Het Hof (Vijfde kamer) verklaart voor recht:
1) Artikel 14, lid 1, van richtlijn 2006/112/EG van de Raad van 28 november 2006 betreffende het gemeenschappelijke stelsel van belasting over de toegevoegde waarde, zoals gewijzigd bij richtlijn 2009/162/EU van de Raad van 22 december 2009, gelezen in samenhang met artikel 15, lid 1, van richtlijn 2006/112, zoals gewijzigd,
moet aldus worden uitgelegd dat
de levering van elektriciteit voor het opladen van een elektrisch voertuig aan een oplaadpunt dat deel uitmaakt van een publiek toegankelijk netwerk van dergelijke oplaadpunten een levering van goederen vormt als bedoeld in eerstgenoemde bepaling.

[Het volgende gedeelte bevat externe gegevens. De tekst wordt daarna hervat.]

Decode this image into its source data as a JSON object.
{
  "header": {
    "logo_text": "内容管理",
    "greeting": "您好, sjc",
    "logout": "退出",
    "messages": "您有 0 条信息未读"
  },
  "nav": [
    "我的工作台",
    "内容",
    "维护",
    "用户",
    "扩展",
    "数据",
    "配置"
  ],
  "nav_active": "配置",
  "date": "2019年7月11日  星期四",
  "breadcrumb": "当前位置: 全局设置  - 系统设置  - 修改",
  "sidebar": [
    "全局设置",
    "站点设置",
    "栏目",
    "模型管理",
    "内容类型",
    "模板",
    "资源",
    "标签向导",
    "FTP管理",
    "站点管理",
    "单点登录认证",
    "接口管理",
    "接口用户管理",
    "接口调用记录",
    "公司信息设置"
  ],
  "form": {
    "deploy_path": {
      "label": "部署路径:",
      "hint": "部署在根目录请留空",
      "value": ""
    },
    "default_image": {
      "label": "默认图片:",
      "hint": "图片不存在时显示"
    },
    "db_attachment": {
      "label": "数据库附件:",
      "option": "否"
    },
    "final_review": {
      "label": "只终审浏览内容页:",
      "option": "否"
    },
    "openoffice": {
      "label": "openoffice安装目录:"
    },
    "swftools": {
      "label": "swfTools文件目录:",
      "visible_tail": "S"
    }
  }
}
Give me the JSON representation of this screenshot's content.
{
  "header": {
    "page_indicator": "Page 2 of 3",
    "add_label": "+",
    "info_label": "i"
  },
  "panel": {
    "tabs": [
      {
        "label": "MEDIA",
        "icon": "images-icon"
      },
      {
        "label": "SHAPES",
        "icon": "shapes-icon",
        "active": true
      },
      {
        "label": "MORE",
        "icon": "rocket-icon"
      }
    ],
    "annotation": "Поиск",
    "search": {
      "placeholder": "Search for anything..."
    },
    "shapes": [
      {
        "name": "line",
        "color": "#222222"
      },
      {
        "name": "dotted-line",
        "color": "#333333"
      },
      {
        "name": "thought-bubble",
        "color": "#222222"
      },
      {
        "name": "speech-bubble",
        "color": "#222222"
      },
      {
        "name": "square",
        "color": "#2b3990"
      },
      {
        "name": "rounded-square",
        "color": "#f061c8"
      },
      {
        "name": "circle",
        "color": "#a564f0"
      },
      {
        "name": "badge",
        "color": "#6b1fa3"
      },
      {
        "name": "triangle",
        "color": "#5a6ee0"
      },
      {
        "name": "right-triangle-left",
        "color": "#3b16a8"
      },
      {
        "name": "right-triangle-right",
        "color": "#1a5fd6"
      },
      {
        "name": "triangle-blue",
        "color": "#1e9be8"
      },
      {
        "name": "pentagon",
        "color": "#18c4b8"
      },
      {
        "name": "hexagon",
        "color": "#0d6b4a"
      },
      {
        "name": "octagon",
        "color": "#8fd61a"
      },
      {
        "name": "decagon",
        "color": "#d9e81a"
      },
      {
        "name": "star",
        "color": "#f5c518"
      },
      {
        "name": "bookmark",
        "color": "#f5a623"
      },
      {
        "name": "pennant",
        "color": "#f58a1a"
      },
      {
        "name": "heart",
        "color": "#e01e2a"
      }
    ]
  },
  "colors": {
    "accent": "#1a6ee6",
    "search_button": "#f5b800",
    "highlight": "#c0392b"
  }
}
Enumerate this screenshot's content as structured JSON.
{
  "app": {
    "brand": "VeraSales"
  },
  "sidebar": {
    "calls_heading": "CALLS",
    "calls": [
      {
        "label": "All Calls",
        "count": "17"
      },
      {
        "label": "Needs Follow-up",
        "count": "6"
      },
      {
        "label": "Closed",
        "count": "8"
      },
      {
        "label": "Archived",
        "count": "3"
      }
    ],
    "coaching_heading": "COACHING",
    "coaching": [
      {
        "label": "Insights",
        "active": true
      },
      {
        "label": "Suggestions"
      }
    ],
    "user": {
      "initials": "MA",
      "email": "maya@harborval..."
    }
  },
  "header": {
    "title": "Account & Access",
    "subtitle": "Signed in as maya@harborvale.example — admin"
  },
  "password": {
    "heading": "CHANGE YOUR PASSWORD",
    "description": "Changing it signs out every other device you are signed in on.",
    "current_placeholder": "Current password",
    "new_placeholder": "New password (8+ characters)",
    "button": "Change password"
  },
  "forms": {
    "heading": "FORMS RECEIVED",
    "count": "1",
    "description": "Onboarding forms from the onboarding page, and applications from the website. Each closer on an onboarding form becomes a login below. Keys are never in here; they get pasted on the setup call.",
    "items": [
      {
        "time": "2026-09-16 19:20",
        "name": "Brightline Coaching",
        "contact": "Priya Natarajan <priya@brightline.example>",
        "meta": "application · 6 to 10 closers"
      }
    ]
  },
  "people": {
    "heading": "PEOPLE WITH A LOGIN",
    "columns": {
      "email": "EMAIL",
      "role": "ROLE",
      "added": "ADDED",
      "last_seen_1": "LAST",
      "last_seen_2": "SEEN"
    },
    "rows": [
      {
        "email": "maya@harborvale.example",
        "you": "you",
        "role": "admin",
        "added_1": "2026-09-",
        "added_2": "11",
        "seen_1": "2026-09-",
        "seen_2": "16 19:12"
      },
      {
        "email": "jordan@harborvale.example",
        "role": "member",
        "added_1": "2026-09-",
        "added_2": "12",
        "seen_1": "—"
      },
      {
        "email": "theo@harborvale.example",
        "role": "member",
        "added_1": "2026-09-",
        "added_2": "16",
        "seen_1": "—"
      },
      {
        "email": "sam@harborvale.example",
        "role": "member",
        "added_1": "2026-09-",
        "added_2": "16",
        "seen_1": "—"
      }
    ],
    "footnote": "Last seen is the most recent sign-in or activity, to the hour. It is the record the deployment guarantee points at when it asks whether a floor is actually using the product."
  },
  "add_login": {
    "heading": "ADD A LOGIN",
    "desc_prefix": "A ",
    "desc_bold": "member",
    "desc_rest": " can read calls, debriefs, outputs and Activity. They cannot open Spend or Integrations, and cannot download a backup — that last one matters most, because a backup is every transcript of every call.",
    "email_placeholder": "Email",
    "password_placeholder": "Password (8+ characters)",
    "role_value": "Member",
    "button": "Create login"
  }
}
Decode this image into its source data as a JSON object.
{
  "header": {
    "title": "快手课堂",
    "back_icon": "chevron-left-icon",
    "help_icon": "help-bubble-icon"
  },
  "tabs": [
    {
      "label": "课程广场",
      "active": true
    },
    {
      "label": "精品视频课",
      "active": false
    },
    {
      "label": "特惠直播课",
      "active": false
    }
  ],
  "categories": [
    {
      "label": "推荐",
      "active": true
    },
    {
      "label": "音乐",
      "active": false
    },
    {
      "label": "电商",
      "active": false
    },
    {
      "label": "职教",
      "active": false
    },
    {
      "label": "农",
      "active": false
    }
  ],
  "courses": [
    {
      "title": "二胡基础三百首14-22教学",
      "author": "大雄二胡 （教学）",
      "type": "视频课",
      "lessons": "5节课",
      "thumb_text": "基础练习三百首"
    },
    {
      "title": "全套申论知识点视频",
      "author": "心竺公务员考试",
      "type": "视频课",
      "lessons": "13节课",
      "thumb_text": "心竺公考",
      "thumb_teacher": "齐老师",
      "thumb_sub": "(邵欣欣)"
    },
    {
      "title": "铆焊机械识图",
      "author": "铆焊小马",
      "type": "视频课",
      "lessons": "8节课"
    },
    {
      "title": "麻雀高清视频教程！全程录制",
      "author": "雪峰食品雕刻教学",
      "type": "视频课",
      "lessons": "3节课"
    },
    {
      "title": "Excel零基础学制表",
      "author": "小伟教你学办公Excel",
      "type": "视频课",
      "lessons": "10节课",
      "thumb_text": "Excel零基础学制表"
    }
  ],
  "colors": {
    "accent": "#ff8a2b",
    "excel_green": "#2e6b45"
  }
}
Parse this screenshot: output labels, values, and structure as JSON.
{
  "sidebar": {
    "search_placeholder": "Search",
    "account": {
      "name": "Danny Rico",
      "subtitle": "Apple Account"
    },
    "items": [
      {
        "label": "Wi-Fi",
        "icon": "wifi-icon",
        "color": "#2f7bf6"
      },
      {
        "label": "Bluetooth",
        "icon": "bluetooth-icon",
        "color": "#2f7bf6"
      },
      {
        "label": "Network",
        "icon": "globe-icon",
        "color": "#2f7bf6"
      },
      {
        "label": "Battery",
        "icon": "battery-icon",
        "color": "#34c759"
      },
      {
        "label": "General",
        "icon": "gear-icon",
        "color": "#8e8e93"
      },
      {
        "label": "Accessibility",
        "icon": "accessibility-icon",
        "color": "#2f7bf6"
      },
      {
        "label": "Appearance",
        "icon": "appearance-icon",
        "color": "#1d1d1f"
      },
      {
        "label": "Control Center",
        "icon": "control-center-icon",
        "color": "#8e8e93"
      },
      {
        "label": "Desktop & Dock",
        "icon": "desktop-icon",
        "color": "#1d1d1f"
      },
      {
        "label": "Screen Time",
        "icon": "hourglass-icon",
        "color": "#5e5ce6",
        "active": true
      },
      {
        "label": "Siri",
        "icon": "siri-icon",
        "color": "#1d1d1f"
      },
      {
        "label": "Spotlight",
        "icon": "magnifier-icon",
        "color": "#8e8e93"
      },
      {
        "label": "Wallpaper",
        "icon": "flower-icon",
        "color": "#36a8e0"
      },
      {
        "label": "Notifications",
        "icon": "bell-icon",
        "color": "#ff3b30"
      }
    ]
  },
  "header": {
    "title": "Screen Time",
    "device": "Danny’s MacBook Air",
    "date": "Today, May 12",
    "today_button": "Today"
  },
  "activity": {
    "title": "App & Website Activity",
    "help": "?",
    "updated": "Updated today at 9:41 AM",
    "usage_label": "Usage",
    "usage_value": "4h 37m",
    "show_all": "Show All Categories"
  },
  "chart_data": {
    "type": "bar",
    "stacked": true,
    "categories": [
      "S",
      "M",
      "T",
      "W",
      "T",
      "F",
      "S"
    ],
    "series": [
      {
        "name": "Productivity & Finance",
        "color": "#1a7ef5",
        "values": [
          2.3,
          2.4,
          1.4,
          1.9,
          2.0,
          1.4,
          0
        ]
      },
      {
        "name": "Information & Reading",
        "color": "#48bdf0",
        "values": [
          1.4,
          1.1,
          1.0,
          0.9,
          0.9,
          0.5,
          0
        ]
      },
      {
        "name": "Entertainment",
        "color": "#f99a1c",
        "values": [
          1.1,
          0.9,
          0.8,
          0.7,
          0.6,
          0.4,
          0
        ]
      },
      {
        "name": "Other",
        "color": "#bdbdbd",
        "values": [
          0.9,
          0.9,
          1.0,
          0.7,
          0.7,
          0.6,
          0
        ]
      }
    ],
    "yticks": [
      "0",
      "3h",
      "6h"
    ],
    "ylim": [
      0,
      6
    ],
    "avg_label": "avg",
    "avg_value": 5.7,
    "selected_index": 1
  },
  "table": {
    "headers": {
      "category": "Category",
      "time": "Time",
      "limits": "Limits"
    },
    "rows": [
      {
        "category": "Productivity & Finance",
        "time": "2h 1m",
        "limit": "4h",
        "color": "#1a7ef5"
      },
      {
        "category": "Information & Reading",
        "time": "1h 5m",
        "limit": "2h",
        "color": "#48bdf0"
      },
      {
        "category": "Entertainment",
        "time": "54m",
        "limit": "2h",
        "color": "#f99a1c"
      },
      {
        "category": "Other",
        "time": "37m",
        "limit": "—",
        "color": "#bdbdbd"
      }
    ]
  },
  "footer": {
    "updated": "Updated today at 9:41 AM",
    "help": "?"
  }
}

2) Artikel 14 van richtlijn 2006/112, zoals gewijzigd bij richtlijn 2009/162, gelezen in samenhang met artikel 15, lid 1, van richtlijn 2006/112, zoals gewijzigd,
moet aldus worden uitgelegd dat
het opladen van een elektrisch voertuig bij een publiek toegankelijk netwerk van oplaadpunten waar de gebruiker toegang toe heeft op basis van een abonnement dat is afgesloten bij een andere onderneming dan de exploitant van dat netwerk, inhoudt dat de verbruikte elektriciteit wordt geacht eerst te worden geleverd door de exploitant van dat netwerk aan de onderneming die de toegang tot dat netwerk aanbiedt en vervolgens door deze laatste onderneming aan de gebruiker – ook al kiest deze laatste de hoeveelheid, het tijdstip en de plaats van aankoop alsook de wijze waarop de elektriciteit wordt gebruikt – wanneer die onderneming in eigen naam maar voor rekening van de gebruiker handelt in het kader van een commissieovereenkomst als bedoeld in artikel 14, lid 2, onder c), van richtlijn 2006/112, zoals gewijzigd.